How he had the time for so much study and experimentation is a story he probably loved to share with his analyst. It’s a strange tale that began when he still lived in Basra and would read about the Nile’s famous annual floods. In a moment of overconfidence he wrote that the river’s destructive autumn inundations could easily be controlled by a system of reservoirs and dikes, which might also serve to store the water for use during the long dry season. It was easy for him to imagine such technology, but these innocent published musings unwittingly set the stage for personal-life changes that would have ranked high on the modern Holmes and Rahe stress scale.

When Alhazen arrived in Cairo, the caliph, by all accounts a testy, unpleasant fellow who had heard about Alhazen’s claims, summoned him and said, “Okay, do it.” Alhazen was taken on a tour of the various floodplains. I wish I could have seen his reaction. He must have blanched. Observing the flood regions in person, the pragmatic Alhazen immediately knew that his plan could not possibly work, not in a million years.

But rather than admit his mistake and take a chance that the murderous caliph would have him executed on the spot, Alhazen tried a risky ploy.

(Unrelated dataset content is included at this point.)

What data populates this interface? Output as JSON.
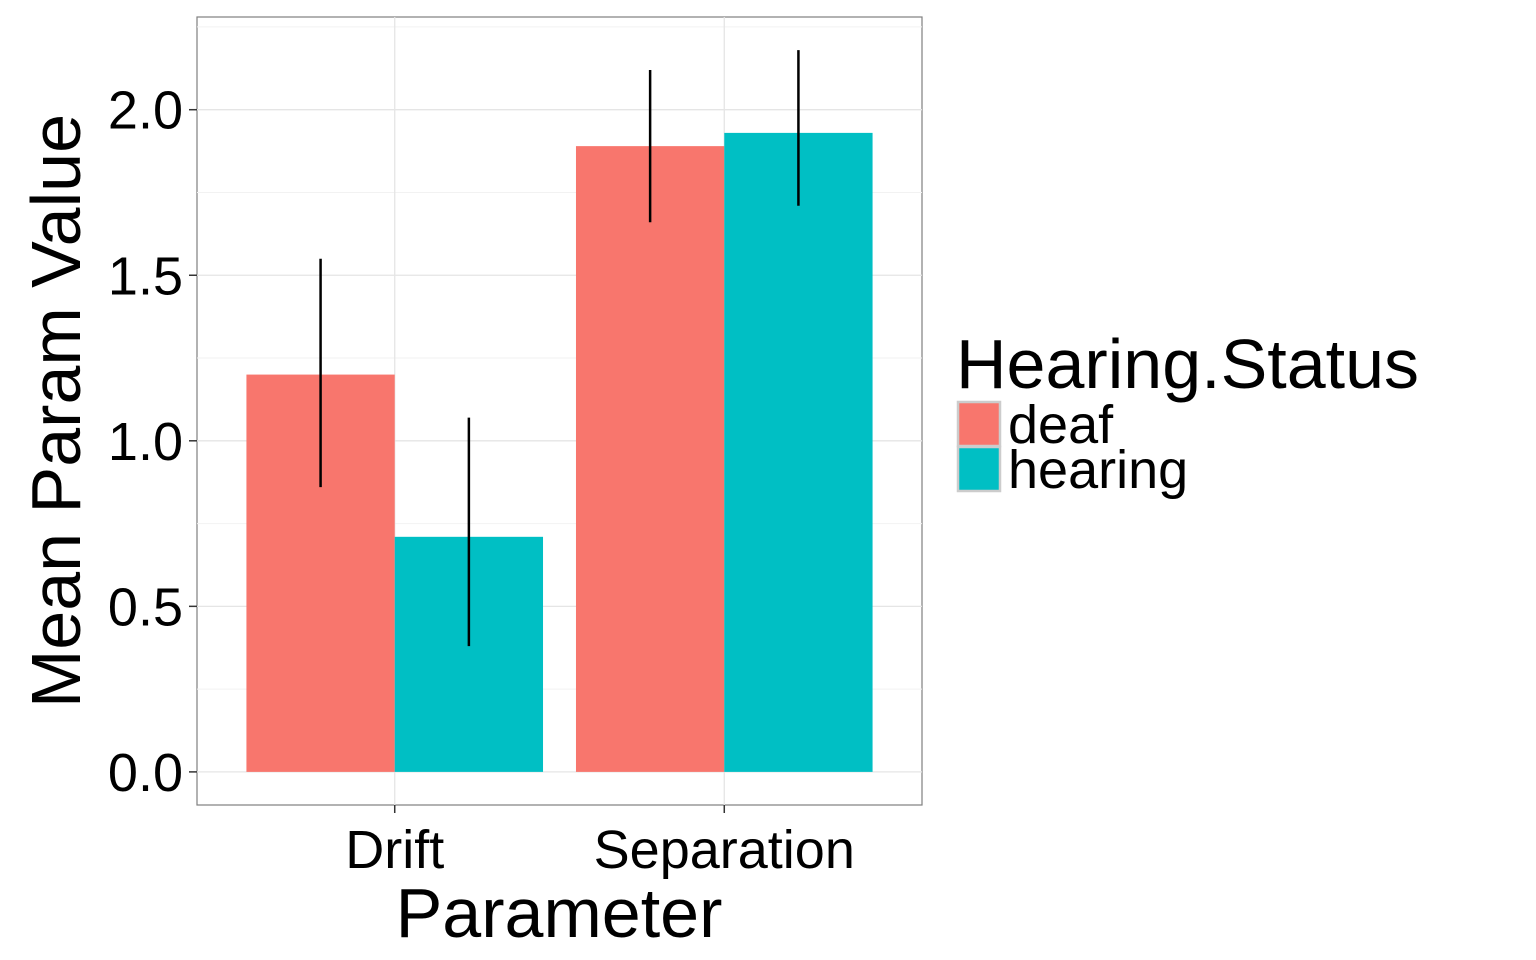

Using a technique later perfected by draftees evading the Vietnam War, he feigned madness. He figured the caliph would just have him tossed out on the street and that would be that.

He was wrong. The ruler instead ordered him locked up under permanent house arrest. He was not permitted to experience freedom or mingle with the public ever again.

This good-news-and-bad-news story resulted in Alhazen having ten full years, starting in 1011, to do nothing but immerse himself in the writing of innumerable brilliant treatises, including a notable work on optics that ranks with that of Newton seven centuries in the future. He was finally set free when the caliph died in 1021, at which point he could finally shake off the crazy act that he had probably gotten pretty good at.

The next unfolding of air’s secrets arrived more than half a millennium later and involved various aspects that probably should be considered separately. Consider, for example, the pressure, or weight, of the air. Each square inch of Earth’s surface is, famously, pressed against by a column of air weighing nearly fifteen pounds. In modern times we experience this in a fast-moving elevator or when an airplane descends. Our ears pop.